The satisfaction with treatment results reported in this study should be interpreted with caution. The small number of studied patients and the mild severity of underlying OSA restricted the satisfaction evaluation. Moreover, the trial was not blind and the different nature of the two treatments might cause bias. However, the differences in efficacies reflect on the patients' and their partners' satisfaction with treatment for ED. It must be emphasized that all patients treated with sildenafil succeeded in at least two attempts at intercourse. Obviously, the patient scores were higher than those of their partners. This finding likely stems from the different perception of treatment satisfaction in patients and partners. Generally, the expectations of women, affected by intimacy and emotional closeness, are substantially different from those of the men, who measure success based on the improvement of the erection. Although sildenafil was more effective than CPAP in treating ED, approximately half of the patients were not satisfied with this treatment. Thus, it seems that none of the studied therapeutic methods met the needs and expectations of all patients. It must be noted that satisfaction was not affected by adverse events, as both therapeutic methods proved to be safe and well tolerated.

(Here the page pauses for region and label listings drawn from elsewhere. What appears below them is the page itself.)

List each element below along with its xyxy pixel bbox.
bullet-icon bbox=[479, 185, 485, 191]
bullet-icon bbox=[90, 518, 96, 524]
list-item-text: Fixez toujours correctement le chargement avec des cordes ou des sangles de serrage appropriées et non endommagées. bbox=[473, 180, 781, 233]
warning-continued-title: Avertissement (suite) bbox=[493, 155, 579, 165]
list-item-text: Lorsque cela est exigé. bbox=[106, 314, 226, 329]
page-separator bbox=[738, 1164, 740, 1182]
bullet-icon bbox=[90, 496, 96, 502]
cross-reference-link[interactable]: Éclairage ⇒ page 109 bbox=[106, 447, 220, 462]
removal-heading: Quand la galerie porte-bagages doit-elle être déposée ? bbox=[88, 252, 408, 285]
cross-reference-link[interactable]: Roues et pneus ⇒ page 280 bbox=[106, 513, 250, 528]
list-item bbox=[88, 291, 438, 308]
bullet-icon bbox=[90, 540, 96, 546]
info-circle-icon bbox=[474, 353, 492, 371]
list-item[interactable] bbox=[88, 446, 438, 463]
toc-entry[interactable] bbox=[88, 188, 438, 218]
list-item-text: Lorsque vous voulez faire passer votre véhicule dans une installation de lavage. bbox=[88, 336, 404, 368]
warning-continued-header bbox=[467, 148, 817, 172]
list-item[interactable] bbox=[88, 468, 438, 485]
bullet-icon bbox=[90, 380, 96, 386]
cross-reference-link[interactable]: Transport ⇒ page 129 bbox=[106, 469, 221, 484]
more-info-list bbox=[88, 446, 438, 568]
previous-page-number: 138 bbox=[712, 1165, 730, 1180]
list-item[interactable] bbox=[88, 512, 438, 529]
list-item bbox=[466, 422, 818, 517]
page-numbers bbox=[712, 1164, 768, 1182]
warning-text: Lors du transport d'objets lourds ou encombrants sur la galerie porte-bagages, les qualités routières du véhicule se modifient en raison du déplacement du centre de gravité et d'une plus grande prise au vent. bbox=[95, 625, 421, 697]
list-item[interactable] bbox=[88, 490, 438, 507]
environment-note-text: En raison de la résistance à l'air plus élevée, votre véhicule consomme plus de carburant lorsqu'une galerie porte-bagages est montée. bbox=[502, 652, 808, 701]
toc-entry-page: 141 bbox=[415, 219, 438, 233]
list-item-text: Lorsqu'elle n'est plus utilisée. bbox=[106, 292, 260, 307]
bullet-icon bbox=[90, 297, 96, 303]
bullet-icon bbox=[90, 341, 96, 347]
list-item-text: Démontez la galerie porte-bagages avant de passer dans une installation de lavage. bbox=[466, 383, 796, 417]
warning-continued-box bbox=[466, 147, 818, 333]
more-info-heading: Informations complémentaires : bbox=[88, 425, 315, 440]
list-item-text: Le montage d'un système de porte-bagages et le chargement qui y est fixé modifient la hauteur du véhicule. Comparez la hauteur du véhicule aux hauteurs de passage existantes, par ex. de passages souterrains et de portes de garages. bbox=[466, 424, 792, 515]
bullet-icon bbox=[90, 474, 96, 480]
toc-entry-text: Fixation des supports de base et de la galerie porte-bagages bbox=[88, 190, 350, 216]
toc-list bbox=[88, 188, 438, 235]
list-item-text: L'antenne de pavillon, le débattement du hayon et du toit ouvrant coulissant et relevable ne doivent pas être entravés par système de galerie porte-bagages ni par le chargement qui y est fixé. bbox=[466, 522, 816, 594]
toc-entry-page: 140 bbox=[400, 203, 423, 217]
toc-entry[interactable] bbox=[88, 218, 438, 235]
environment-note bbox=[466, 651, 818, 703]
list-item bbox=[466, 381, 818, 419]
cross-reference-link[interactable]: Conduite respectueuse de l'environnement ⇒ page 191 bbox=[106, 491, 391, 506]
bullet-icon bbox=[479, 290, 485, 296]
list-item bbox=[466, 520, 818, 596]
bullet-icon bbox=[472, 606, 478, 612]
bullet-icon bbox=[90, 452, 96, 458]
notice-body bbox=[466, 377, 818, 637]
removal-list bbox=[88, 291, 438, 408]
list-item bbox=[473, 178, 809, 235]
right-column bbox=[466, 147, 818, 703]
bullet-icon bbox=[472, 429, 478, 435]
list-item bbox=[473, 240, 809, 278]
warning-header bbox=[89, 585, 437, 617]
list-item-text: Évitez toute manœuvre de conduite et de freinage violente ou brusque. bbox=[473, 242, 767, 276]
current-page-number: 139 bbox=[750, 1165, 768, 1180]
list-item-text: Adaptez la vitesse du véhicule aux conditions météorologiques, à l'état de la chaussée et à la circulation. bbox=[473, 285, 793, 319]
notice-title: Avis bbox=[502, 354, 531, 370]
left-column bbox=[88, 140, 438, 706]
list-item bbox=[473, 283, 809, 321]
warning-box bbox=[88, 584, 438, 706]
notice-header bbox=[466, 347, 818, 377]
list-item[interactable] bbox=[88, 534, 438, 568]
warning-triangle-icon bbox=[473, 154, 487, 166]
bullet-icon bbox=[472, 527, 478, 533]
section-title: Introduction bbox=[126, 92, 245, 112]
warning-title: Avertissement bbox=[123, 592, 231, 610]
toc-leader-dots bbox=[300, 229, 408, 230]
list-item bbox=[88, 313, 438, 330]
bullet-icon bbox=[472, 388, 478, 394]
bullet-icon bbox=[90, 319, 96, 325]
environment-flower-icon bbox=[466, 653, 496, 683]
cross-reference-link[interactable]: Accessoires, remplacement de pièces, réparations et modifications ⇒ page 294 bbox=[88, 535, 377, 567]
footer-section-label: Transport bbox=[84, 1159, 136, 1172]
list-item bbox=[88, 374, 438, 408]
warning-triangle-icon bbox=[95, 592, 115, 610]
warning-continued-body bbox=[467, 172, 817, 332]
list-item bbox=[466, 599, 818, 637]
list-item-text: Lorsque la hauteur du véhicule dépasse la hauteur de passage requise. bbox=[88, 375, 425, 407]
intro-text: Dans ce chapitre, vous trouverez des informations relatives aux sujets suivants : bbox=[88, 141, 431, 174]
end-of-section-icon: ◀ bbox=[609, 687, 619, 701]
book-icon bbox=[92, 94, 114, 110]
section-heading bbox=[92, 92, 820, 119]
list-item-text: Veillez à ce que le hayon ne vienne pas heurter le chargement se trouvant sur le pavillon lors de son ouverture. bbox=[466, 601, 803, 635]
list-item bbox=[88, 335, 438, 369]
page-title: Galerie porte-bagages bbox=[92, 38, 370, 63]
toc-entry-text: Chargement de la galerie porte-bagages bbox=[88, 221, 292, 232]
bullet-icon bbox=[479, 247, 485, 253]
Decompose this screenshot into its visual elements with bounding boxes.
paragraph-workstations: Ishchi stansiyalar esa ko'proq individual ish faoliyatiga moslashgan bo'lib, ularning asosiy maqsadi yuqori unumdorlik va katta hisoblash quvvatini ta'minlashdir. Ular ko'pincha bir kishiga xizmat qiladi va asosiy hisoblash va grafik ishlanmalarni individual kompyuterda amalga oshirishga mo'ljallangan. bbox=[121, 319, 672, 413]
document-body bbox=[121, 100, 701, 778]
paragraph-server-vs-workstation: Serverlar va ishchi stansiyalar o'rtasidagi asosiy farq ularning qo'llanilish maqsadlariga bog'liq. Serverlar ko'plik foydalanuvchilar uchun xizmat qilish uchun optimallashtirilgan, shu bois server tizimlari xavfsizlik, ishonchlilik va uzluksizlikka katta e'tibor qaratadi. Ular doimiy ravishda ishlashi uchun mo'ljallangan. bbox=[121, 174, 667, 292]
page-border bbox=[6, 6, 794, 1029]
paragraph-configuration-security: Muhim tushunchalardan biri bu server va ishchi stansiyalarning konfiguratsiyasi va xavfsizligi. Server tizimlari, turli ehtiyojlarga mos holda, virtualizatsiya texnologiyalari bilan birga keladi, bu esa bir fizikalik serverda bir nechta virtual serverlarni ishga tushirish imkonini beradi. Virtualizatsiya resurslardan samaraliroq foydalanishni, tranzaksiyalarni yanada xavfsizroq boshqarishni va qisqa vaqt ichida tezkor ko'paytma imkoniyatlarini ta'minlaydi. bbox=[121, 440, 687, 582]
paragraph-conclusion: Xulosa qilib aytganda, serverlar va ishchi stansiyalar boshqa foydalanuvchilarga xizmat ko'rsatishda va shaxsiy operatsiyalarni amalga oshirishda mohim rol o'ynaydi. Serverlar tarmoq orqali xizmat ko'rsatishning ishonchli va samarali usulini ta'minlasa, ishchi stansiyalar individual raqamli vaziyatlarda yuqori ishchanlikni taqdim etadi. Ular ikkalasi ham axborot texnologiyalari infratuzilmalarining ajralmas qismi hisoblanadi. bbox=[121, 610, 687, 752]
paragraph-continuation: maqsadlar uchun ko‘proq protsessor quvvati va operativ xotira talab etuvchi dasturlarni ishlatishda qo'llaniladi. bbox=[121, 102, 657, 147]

In conclusion, the results of this study suggest that both therapeutic methods were safe and effective, but sildenafil was superior to CPAP in the treatment of ED in men with OSA. Because OSA and comorbidities represent a model of severe endothelial dysfunction, they may be associated with severe ED as well. This fact possibly results in a lower effectiveness of sildenafil compared to that generally observed in men seeking treatment for ED. Because of the high percentage of dissatisfaction with both treatments, we conclude that different therapeutic methods, including combinations of CPAP with sildenafil, or newer oral agents, should be studied further.